No caminho de volta, encontrou Huang Youtai e Li Qiming. Ao chegarem em casa e perceberem que Qian Yongqiang não estava, imaginaram que havia saído para dar uma volta, mas, ao ver que não retornava após o jantar, começaram a se preocupar. Procuraram por todos os lugares onde ele poderia estar, sem sucesso.

Lembraram que, muitas vezes, eles costumavam ir brincar à beira do rio, e Qian Yongqiang gostava de sentar-se sozinho e encarar as águas. Talvez estivesse ali, ou, quem sabe, tomado por desespero, tivesse se jogado no rio?

Diante de uma situação tão difícil, não era impossível. Mas, sendo Qian Yongqiang um homem normalmente tão medroso, não parecia provável que estivesse sozinho na escuridão da margem. Ainda assim, era possível. Como amigos, precisavam ter certeza do que acontecera.

Sem outras opções, decidiram ir ao rio, na esperança de encontrá-lo.
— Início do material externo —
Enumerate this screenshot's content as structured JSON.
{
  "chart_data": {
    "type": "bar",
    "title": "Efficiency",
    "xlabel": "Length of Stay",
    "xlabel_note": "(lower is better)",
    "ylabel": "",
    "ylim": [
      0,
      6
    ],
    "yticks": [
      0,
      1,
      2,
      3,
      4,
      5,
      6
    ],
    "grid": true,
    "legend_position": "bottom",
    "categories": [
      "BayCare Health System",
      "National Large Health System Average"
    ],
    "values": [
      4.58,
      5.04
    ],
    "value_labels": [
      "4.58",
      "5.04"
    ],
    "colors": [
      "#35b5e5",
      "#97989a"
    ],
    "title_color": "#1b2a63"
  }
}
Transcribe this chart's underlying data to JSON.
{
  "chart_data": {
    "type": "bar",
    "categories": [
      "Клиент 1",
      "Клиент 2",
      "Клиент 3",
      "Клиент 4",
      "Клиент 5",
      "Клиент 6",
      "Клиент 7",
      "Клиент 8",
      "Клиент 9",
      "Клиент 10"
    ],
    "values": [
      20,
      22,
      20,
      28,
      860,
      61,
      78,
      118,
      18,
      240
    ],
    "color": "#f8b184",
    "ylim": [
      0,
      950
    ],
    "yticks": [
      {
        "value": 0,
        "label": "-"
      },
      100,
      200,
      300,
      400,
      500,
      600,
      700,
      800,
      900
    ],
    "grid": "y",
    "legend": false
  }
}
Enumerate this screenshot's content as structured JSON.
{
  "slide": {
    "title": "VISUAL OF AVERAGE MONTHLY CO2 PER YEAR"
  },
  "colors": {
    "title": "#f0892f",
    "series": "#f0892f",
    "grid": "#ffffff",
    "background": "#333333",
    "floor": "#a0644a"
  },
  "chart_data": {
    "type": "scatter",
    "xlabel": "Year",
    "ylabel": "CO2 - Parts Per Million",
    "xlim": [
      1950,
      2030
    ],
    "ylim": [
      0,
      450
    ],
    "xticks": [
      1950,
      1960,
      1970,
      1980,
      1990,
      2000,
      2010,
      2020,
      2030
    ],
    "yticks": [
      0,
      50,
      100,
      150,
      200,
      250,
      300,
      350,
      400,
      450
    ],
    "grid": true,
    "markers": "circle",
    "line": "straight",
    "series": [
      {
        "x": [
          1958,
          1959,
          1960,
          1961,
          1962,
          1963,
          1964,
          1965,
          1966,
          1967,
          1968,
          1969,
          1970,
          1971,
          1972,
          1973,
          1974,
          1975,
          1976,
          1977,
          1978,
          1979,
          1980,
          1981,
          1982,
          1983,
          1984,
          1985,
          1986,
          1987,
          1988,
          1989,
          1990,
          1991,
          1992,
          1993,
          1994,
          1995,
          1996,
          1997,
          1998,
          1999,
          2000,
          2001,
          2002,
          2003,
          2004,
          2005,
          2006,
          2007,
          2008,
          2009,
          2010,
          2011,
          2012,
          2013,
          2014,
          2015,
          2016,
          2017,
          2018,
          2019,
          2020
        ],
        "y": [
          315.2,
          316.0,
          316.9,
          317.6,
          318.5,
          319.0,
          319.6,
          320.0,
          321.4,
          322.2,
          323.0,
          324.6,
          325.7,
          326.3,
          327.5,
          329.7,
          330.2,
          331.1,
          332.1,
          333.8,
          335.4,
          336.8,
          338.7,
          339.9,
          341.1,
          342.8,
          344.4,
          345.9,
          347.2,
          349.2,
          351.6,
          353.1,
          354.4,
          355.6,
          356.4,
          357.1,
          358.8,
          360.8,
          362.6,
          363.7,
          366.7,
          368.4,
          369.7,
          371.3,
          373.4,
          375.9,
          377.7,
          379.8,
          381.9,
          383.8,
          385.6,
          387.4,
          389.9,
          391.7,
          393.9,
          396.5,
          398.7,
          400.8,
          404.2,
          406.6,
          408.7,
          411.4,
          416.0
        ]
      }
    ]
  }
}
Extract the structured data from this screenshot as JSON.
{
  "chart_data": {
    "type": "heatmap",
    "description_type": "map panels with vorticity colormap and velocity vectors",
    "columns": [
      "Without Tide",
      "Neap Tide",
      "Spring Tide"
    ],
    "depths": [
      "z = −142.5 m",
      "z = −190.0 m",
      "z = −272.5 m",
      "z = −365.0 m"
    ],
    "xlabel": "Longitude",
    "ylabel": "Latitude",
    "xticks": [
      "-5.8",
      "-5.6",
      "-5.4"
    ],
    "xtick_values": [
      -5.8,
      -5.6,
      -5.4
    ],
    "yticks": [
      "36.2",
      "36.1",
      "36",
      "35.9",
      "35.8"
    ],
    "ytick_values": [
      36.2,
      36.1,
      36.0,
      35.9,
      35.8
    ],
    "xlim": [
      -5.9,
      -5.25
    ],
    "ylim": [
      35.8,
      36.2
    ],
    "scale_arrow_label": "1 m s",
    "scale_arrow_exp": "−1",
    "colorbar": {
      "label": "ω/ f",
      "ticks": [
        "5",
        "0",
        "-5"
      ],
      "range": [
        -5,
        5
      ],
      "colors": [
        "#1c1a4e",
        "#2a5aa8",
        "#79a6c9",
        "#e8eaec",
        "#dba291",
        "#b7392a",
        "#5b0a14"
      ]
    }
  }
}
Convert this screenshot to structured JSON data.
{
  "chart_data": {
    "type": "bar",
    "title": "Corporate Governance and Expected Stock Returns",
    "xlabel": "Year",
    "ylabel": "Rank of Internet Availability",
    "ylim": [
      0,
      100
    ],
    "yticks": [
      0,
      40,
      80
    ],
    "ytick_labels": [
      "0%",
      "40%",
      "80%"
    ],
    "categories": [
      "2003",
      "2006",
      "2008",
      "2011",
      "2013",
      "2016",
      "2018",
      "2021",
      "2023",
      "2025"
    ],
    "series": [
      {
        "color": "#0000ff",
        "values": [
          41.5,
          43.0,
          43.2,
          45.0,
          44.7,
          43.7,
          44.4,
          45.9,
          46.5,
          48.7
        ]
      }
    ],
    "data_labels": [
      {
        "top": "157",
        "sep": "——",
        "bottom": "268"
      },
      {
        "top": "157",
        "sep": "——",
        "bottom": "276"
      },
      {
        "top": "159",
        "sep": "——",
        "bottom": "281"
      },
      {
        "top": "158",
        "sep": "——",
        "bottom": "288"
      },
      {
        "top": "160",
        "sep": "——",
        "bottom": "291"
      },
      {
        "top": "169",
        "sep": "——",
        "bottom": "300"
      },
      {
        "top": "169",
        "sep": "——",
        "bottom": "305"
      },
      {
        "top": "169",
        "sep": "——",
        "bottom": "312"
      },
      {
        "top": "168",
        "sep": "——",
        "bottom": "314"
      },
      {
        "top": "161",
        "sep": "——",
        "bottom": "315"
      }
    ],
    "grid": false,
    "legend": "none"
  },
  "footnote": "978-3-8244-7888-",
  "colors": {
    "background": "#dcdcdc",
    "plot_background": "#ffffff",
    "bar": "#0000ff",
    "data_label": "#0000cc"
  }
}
Nunca imaginariam que aquele, sempre tão medroso, faria naquela noite algo tão corajoso — o que, claro, Qian Yongqiang não contou para poupá-los de preocupação.

De volta ao alojamento, exausto, faminto e sedento, Qian Yongqiang comeu qualquer coisa e desabou na cama. Meio dormindo, meio acordado, pareceu ver uma sombra suave entrando no quarto e aproximando-se de sua cama.